Angelo Cicconi Massi e il suo prezioso, raro sguardo su Senigallia
« Signori si nasce ed io lo nacqui, modestamente! ». Sì, Angelo Cicconi Massi avrebbe potuto fare sua la celebre frase di Totò. Ma Angioletto – molti a Senigallia lo chiamavano così – non si dava tante arie, nonostante conte lo fosse per davvero.
Se n’è andato l’ultimo dei cultori del dialetto locale della prima ora, quelli che hanno fatto storia e che la nostra storia più vera l’hanno amata sul serio e custodita con intelligenza. Non hanno fatto sconti nel tratteggiare il carattere, o meglio, il ‘caratterin’ dei senigalliesi, raccontandone con ironia vizi, virtù, tic e generosità sorprendenti. La città raccontata e abitata da Angioletto era quella che sapeva far dialogare alta borghesia e popolo, liberali, comunisti e socialisti, mangiapreti e chierichetti, donne del mercato, ‘pesciaroli’ e ‘cuntadin’.
L’anagrafe fa il suo corso, però è anche lecito avvertire una grande nostalgia di persone ‘pubbliche’ fatte così, capaci di parlare praticamente a tutti e senza smanie di protagonismo o velleità di sorta. Memorabili le sue invenzioni e interpretazioni di personaggi da manuale, primo fra tutti il prof. Teoretis, dell’Università di Uppsala, con le sue strampalate teorie – ma poi, a giudicare da certe cronache odierne, molto meno campate per aria di quanto potevano sembrare – per spiegarci come gira il mondo, come si è evoluta l’umanità. O la parodia della signora che, davanti ai manifesti da morto, tagliava e cuciva su vita, morte e miracoli di chi aveva a tiro e che smaniava per avere l’ultimo pettegolezzo, possibilmente in salsa piccante. Piazze e teatri sempre gremiti per vederlo dal vivo, un pubblico trasversale plaudente e gioioso che, mentre rideva a crepapelle, sentiva di essere un po’ parte di quel racconto.
Cicconi Massi non solo esperto e praticante del nostro idioma, parlato perfettamente e senza reticenze snob, insieme al suo colto italiano, ma anzitutto una raffinata mente profondamente innamorata della sua città.

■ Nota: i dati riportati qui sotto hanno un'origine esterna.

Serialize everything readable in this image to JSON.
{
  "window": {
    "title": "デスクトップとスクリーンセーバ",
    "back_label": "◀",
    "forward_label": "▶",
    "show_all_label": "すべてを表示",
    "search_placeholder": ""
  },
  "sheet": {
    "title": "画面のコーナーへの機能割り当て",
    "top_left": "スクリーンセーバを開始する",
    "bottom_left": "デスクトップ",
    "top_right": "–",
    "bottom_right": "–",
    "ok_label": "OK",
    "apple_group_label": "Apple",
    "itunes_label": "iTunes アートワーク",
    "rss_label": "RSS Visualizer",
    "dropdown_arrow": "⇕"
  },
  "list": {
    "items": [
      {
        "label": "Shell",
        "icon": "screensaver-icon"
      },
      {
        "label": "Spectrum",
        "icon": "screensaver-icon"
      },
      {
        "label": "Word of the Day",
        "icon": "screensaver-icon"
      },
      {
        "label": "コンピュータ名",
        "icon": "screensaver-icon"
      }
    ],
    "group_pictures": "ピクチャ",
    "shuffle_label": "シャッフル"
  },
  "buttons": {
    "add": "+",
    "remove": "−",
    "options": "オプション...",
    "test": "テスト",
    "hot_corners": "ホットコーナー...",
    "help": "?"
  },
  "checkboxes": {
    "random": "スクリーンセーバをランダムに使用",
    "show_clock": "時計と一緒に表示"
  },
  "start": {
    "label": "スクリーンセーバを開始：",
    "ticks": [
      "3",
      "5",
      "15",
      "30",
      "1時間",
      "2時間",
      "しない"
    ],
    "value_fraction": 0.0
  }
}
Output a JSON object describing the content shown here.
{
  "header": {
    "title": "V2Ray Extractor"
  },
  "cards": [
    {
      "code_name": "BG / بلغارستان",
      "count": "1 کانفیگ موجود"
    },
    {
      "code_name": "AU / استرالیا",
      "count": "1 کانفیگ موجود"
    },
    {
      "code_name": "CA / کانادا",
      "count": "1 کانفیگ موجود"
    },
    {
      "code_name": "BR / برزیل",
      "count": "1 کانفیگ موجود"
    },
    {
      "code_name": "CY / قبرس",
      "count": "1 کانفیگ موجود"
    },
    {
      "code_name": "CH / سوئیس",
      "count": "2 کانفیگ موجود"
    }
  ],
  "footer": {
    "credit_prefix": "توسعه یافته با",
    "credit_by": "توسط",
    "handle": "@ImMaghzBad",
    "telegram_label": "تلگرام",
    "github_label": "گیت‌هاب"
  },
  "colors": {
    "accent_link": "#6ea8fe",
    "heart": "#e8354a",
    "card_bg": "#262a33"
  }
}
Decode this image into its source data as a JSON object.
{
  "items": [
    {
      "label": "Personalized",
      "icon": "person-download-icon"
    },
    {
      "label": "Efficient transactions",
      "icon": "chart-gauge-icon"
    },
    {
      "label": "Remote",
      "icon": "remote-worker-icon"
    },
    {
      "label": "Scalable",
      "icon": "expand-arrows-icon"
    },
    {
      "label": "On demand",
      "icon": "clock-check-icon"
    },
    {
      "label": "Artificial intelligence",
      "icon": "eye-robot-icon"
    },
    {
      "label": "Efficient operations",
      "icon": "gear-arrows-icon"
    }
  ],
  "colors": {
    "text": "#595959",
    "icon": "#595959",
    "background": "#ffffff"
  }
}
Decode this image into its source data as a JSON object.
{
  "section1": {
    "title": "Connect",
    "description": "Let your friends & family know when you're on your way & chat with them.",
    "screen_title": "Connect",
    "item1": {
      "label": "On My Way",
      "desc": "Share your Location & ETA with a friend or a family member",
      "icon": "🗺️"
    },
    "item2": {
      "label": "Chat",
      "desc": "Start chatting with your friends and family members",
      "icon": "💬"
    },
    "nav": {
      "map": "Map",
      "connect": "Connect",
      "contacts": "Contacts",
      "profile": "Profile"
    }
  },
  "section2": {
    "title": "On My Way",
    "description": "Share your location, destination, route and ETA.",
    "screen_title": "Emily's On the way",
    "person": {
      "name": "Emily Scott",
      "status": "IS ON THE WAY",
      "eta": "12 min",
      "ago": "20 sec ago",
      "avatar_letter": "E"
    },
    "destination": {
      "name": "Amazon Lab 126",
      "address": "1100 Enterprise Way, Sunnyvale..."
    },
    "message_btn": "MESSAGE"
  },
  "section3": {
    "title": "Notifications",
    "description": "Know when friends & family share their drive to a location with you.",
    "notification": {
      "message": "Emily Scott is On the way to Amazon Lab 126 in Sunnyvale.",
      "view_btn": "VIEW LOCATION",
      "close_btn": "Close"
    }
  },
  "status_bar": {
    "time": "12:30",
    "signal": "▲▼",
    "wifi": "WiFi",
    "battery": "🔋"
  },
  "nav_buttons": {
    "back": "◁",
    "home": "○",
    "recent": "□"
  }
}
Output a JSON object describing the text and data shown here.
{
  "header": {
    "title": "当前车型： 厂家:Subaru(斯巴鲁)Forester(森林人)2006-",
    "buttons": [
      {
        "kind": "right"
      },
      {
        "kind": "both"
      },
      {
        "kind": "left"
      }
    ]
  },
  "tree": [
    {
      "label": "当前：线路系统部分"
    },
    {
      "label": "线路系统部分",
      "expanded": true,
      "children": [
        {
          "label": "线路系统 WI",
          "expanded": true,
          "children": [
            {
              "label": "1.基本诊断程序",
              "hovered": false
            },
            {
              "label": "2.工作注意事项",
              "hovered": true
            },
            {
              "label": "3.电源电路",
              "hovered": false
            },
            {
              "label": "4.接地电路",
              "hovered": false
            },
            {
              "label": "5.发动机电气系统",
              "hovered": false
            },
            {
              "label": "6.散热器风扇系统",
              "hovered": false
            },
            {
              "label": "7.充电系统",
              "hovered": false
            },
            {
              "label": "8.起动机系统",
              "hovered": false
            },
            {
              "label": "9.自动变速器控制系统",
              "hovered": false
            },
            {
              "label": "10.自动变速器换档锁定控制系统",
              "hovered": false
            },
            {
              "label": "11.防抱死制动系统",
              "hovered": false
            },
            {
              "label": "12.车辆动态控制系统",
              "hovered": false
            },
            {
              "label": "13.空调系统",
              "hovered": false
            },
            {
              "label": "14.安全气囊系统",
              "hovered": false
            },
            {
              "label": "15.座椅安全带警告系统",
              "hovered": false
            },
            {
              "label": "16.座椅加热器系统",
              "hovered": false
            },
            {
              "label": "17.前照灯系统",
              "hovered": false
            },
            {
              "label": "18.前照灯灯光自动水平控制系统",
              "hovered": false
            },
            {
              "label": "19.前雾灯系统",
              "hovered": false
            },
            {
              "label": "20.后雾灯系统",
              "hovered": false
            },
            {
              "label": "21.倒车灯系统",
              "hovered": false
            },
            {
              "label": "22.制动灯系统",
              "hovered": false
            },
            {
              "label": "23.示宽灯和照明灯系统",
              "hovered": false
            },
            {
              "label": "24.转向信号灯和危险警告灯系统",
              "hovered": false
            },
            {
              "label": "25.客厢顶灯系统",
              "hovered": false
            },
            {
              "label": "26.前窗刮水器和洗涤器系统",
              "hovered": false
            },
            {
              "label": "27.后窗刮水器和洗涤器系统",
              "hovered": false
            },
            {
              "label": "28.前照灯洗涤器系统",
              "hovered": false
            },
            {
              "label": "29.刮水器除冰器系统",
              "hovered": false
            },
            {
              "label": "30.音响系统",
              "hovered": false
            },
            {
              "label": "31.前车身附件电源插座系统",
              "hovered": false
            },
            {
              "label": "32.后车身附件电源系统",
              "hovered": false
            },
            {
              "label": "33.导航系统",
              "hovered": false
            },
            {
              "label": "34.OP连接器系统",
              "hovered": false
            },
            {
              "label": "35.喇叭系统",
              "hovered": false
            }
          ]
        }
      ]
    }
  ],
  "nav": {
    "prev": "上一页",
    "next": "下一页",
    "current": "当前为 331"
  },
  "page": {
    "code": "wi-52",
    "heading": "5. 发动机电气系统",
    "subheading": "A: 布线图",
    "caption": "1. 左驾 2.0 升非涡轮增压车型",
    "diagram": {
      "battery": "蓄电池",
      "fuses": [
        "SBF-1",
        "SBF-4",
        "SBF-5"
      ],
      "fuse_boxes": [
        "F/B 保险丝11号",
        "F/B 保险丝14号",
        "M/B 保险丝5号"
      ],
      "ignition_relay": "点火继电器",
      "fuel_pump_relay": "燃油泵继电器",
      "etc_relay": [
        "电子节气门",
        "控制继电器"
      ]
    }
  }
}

Il sorriso sornione, l’acutezza del pensiero, la fierezza di sentirsi parte di un luogo, senza negare la sua provenienza sociale, dal quale attingeva a piene mani per raccontarlo con sagacia e divertimento.
Angelo era anche ‘l Monc’ in piazza (nella foto). Stupendamente interpretato nella commedia di Nanda Tenenti Moroni ‘Finalment’ hann capit’, l’iconico abitante di piazza Roma finalmente poteva parlare e dire la sua e usare, anche in modo maldestro, i ritrovati arti. Una statua così, dalle origini esotiche e misteriose, apprezzata anche per la sua notevole qualità artistica, ovunque l’avrebbero chiamata il ‘Nettuno’, perché di lui si tratta, del dio del mare e delle correnti. A Senigallia, no! Qui è ‘l Monc’, le braccia tagliate (la leggenda narra che i Turchi, per oltraggio, gli abbiano spezzato braccia e tridente) hanno avuto la meglio sulla divinità, rendendo il soggetto molto più accessibile, alla portata di tutti, uno con cui, al limite, poter anche parlare e sfogarsi un po’. E da quella postazione, sotto il palazzo del potere locale, alla faccia della sua immobilità, s’accorgeva di tanto, osservava, scrutava e rideva sotto i baffi… Un po’ come Angioletto, di signorile origine e a suo agio in mezzo alla gente, curioso come pochi nello scovare, insieme agli amici di scorribande, persone e personaggi sui generis che Senigallia ha spesso donato a piene mani.
Con quell’irriverenza bonaria che fa prendere noi stessi un po’ meno sul serio, che chiede menti e cuori aperti, profondi e leggeri al contempo. Grazie Angelo, chissà se finalment’ avrenn capit’?